Şimdi bizde, her zaman burada tekrar edip duruyoruz, bizde Kur’an ayetlerini kendimiz açıklaya kalkışıyoruz. Hâlbuki biliyorsunuz Allah-u Teala bu konuda peygamberimiz dâhil hiç kimseye Kur’an’ı açıklama yetkisi vermiyor. Kur’an’ı kendisi açıklıyor, peygamber (s.a.v.) Allah’ın yapmış olduğu açıklamaları biz bildiriyor, başka bir şey yok. İşte peygamberimizin Allah’ın açıklamalarını bildirmesine de “sünnet” diyoruz “hikmet” diyoruz. Sünnetle, hikmet işte Kur’an’dan Kur’an’ın açıklamalarının nasıl bulunup çıkarılabildiğini gösterdiği için, bu açıdan da peygamberimiz bize en güzel örnek oluyor. İşte bu ilişkiler ağına bakılmadığı için her şey birbirine karışıyor. Haşa, Kur’an-ı Kerim çelişkili bir kitap oluyor. Diyor ki “bir yerde” diyor “şefaat yok diyor, öbür yerde var diyor, o zaman ne yapayım?”. Ne yapacaksın, Kur’an-ı Kerim’in tamamını okuyacaksın, başka bir şey yok ve tek başına okumayacaksın, Allah’ın emrettiği gibi bilenler topluluğuyla birlikte okuyacaksın, çok da sabırlı olacaksın, öyle bir güde beş günde on günde bir senede iki senede beş senede bir problemi çözemeyebilirsin. Sen peygamber değilsin ki Allah-u Teâlâ hikmeti sana öğretmiş olsun. Cenab-ı Hakk peygambere hikmeti öğretmiş. Cenab-ı Hakk peygamber (s.a.v.)’e Cebrail (a.s.)’ı muallim olarak görevlendirmiş, öğretmen olarak görevlendirmiş. Sen peygamber (s.a.v.)’i örnek alırsın, Cenab-ı Hakk’ın Kur’an-ı Kerim ‘de gösterdiği metoda bakarsın, orada Allah-u Teâlâ’nın emrettiği vasıftaki “Rasih” dediği, yani “derinleşmiş bilgi sahibi olan kişilerden” oluşmuş bir ekip kurarsın, sabırlı bir şekilde çalışırsın, ilgili bütün ayetleri ortaya koyarsın, ondan sonra problemi çözersin.

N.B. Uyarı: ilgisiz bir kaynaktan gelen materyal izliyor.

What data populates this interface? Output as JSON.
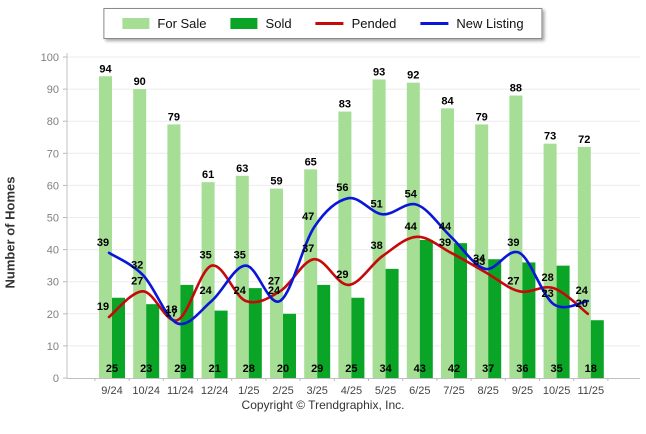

Ve iz necceynakum min ali fir’avne
“Hani sizi firavun hanedanından (ya da firavun taraftarlarından, “ehil” dediğimiz zaman aile denir de “ale yeul evlen” işleri firavuna kalmış kişiler, firavunun çevresinde olan kişiler, firavun taraftarları), (firavun taraftarlarından) sizi kurtarmıştım.”(Bakara 2/49)
yesumunekum suel azab
yesumu sevmen bir şeyi araştırmak için gitmek manasına geliyor
“araştırıyordu (o firavun çevresindeki insanlar) biz bunlara daha ağır nasıl bir ceza verebiliriz” (Bakara 2/49)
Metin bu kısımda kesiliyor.